The contact the Recollects had with these migrants was such that, when Spain began to exert its control over Micronesia in 1885, the Recollects entertained the idea of taking on the mission of the Caroline Islands and Palau. This did not materialize and those missions were awarded to the Spanish Capuchins instead.
One Recollect influence on Chamorro piety that survived even after the Recollects left Guam was the Cofradía de Nuestra Señora de la Consolación. This was a pious association, called an Arch-confraternity or Cofradía in Spanish, promoted by Augustinians the world over. Members were given a blessed black leather belt, identical to the one worn by Augustinian friars, called the correa. Women were the majority of cofradía members and the tradition continued into the 20th century in both Guam and Saipan until it was replaced by the Christian Mothers.
The Recollects in the Marianas were members of the Recollect Province of San Nicolás de Tolentino, and the Recollects in the Marianas had a habit of sometimes giving illegitimate children the surname San Nicolás. A barrio of Hagåtña was also named San Nicolás.
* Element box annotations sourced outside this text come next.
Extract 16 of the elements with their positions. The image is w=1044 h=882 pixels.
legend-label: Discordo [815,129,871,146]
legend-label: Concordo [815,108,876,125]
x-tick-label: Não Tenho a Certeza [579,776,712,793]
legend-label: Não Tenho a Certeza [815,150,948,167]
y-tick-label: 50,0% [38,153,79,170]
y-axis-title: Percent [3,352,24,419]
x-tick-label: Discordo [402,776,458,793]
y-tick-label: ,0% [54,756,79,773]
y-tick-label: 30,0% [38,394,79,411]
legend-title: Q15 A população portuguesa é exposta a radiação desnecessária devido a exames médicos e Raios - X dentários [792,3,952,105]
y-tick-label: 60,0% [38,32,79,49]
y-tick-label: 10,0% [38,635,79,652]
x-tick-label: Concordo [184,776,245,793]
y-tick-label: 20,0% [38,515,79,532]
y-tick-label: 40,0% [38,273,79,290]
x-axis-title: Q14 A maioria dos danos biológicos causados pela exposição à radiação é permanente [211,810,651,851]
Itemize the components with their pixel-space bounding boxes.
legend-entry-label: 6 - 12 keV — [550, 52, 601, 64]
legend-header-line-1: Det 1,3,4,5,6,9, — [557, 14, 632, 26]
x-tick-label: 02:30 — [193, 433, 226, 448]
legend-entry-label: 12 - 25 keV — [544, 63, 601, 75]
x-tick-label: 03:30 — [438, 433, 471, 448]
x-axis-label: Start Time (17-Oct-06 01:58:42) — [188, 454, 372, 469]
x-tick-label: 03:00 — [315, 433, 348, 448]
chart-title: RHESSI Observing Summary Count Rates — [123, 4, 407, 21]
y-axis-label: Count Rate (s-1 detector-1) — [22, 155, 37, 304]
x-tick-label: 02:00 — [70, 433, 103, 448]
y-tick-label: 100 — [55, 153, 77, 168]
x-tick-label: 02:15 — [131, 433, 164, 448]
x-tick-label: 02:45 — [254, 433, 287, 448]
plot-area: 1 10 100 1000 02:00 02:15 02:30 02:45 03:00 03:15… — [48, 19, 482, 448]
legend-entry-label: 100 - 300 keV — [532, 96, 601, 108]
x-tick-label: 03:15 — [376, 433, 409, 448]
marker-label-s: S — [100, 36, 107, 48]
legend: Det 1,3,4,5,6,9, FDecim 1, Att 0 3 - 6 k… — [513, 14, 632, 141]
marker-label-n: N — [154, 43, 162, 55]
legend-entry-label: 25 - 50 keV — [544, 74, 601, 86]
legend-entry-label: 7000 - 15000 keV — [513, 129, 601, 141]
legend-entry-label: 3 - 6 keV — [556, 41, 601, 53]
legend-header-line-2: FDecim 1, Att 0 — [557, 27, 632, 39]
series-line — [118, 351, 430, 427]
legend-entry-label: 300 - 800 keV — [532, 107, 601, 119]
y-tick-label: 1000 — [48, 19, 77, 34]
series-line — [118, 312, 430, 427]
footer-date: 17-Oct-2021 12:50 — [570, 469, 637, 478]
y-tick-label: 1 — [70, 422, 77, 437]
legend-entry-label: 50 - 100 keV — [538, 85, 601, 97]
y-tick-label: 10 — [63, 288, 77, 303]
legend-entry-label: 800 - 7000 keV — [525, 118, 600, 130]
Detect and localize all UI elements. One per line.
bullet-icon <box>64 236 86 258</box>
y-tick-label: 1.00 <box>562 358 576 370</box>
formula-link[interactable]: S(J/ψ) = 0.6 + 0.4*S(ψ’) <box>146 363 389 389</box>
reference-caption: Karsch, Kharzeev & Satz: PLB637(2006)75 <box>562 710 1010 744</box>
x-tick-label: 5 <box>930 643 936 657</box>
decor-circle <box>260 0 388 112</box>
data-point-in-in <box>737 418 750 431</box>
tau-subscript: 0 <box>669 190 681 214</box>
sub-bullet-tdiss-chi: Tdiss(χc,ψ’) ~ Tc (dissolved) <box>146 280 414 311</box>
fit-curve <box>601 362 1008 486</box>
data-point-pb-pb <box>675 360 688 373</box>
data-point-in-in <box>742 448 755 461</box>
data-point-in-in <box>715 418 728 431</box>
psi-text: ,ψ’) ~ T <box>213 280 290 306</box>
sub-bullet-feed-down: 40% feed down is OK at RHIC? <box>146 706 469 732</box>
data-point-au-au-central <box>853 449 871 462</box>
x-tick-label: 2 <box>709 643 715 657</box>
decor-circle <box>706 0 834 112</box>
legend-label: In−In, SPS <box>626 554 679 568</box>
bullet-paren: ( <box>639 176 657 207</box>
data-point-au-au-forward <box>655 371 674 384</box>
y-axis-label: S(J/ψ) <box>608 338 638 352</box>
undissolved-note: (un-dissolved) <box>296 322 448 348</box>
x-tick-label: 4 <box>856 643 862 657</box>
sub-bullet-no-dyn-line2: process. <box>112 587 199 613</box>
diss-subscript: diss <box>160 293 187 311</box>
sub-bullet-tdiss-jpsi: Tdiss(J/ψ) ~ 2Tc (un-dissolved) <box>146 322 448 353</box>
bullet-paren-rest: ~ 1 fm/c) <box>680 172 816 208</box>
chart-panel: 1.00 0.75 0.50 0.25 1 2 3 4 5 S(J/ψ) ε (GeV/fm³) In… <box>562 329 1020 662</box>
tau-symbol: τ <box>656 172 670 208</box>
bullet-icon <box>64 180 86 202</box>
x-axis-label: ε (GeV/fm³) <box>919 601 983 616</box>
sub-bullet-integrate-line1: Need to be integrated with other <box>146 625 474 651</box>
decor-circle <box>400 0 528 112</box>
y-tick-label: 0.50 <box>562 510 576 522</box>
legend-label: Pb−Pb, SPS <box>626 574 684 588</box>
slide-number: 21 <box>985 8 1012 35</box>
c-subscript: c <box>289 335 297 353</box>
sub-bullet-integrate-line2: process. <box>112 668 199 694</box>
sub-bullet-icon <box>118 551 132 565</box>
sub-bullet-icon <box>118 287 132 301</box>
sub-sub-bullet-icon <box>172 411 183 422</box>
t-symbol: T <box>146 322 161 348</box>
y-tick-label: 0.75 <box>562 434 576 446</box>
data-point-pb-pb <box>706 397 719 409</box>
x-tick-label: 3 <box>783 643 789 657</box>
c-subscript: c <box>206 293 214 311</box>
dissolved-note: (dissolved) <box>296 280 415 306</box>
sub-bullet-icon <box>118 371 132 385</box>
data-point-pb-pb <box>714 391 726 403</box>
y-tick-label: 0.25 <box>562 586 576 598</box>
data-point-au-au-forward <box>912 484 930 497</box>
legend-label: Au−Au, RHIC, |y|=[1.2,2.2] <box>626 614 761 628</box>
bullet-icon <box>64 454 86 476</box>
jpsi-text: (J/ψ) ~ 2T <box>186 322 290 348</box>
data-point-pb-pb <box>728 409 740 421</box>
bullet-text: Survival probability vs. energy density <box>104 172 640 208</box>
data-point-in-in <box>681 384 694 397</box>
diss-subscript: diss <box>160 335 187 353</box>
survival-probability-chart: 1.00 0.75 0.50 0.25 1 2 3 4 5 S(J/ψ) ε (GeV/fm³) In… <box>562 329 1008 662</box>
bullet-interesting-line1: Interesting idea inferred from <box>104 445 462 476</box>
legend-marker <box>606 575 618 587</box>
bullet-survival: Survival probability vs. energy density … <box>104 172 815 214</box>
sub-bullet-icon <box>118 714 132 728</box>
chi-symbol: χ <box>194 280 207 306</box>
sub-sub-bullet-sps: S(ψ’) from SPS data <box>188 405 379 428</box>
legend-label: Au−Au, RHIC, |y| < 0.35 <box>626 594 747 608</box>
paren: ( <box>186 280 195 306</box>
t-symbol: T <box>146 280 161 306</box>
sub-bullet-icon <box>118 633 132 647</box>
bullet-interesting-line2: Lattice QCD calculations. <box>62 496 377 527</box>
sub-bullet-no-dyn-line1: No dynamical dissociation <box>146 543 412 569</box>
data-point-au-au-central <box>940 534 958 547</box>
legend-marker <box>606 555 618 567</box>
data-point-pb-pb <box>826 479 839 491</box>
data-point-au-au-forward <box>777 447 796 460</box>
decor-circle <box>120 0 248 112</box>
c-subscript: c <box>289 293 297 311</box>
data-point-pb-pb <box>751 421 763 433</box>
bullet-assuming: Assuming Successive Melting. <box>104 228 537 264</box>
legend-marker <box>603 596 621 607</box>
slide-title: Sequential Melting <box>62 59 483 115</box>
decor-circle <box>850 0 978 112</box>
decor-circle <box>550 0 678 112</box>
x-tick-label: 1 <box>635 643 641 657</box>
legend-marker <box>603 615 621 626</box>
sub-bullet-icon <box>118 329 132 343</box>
Expelled from Guam by US Navy
In 1899, the Recollects were expelled from Guam by the American naval governor, but the friars continued in the Northern Marianas until the German Capuchins replaced them there in 1907. In the early 1970s, Spanish and Irish Recollects, originally working in the Philippines, came to Guam to staff several parishes until they, too, left in the early 1990s.
For further reading
Driver, Marjorie G., trans. The Augustinian Recollect Friars in the Mariana Islands 1769-1908. MARC Educational Series no. 24. Mangilao: Richard F. Taitano Micronesian Area Research Center, University of Guam, 2000.
Rogers, Robert. Destiny’s Landfall: A History of Guam. Honolulu: University of Hawai’i Press, 1995.
Sullivan, Julius, OFM Cap. The Phoenix Rises: A Mission History of Guam. New York: Seraphic Mass Association, 1957.